According to Ingo Beyer, CEO of Alanod, the initiative came from Bluetec management, which contacted Alanod at the beginning of March 2014 to offer the company’s acquisitionby the end of March. After negotiations that lasted for only a couple of weeks, both companies signed the sale agreement on 28 March 2014 – just two days before the international fair Light + Building started in Frankfurt (30 March to 3 April 2014).
 
An Alanod press release from 28 March 2014 stated that “Bluetec was unable to follow through with its growth strategy.” Bluetec tripledits production capacity four years ago by installing a second vacuum deposition line in a 4,200 m2 production plant and office building in the town of Eberschütz. The company had invested a double-digit million Euro sum in the new plant, primarily to process aluminium coils for the lighting industry, whereas the existing vacuum deposition line in the town of Bad Karlshafen focused on highly selective coatings for copper absorbers in solar applications. All of this happened in 2010, at the beginning of the European solar thermal crisis.
 
Closing down production capacities in shrinking markets
In addition, “LED as a light source for the future gained rapid acceptance and thus replaced traditional lighting solutions using reflector technology,” the Alanod press release names the two reasons why Bluetec’s business had not created the necessary turnover to repay the company’s investment.

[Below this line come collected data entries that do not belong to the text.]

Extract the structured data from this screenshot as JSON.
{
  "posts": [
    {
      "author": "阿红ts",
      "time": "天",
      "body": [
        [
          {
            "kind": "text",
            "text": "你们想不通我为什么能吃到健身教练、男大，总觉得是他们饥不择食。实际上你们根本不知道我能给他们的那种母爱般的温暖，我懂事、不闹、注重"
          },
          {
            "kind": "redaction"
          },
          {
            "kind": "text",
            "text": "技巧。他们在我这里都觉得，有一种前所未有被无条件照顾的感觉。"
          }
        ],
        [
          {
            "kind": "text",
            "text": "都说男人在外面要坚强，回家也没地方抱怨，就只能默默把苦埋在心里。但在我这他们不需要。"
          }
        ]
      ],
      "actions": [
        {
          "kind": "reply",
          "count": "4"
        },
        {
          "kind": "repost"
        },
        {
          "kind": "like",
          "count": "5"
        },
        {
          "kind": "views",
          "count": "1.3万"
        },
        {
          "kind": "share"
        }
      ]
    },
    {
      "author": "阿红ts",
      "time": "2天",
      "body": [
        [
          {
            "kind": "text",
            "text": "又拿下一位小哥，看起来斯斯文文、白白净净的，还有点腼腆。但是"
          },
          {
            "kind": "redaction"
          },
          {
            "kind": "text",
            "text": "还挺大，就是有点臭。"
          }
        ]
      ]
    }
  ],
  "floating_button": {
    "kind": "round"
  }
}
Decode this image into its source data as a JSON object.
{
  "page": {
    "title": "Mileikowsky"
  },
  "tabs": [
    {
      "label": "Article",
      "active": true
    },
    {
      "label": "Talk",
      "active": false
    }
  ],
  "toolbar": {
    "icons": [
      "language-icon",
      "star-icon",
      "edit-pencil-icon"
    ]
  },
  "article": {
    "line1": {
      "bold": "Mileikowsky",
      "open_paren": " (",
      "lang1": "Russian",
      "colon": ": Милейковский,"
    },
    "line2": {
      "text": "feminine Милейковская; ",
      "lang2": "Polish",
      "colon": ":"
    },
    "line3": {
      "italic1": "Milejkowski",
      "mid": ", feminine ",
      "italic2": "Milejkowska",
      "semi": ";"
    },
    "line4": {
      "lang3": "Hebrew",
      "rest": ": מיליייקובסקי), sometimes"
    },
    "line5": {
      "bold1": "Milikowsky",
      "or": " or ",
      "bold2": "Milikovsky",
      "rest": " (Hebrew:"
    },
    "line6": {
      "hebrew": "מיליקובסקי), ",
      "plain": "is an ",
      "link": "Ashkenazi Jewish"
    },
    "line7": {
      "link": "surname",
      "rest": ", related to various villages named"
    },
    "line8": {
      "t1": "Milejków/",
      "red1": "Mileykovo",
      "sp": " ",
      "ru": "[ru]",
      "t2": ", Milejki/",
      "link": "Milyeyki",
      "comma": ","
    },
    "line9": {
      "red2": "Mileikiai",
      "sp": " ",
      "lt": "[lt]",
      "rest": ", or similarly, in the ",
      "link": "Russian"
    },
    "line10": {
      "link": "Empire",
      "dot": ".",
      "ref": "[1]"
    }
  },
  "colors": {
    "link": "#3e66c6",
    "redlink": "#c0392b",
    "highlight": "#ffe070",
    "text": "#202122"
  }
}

Accordingly, Beyer also justified the Bluetec acquisition with closing down production capacities in shrinking markets. “It was not a one Euro deal,” Frank Schoonen, Alanod’s Sales Director, confirms. “However, the price was fair and acceptable.”
 
None of the four former general managers of Bluetec could provide any more information on the merger. This might be because the sale agreement included a non-compete clause for the former management of Bluetec, so that any kind of statement regarding the situation of their former business might have been impossible for them.
 
The around 40 employees of Bluetec at the two company sites in Eberschütz and Bad Karlshafen were informed about the sale during an employee meeting at the same day the contract was signed. Following the signing of the contract, Alanod announced a halt of all business and production activities for the week. The shutdown was then extended for another week. “This break allowed us to evaluate our options – either to shift production capacity to the main company site of Alanod in Ennepetal or to continue production at the former Bluetec sites,” Schoonen explains. It is now clear that Alanod will take over all of Bluetec’s clients, and the product “Eta plus” will continue to be offered on the market, but will now be produced in the Alanod factory in Ennepetal. “The production facilities at Bluetec will be closed, and the current employment contracts will be terminated, inline with the contractually prescribed terms,” Alanod stated in a second press release sent out on 11 April 2014.
 
German competition authority not in charge
Alanod – already market leader in the solar thermal absorber industry – will again be able to increase its market share after the merger. The German competition authority, the Bundeskartellamt, says it is not in charge of supervising the sale, because both companies combined are below the level of EUR 500 million in worldwide business turnover. Alanod achieved an overall turnover of EUR 160 million in 2013, having 460 employees globally.
 
The collector manufacturers, however, are less enthusiastic about the concentration on the coating market. Multi-source strategies are an important tool for larger collector producers, which is why that the third-largest German coating specialist, Almeco Solar, will most likely profit from the merger at the top. The European solar thermal industry will also want to take a closer look at the youngest supplier of selective coating in Europe, Belgium company Arcelor Mitall.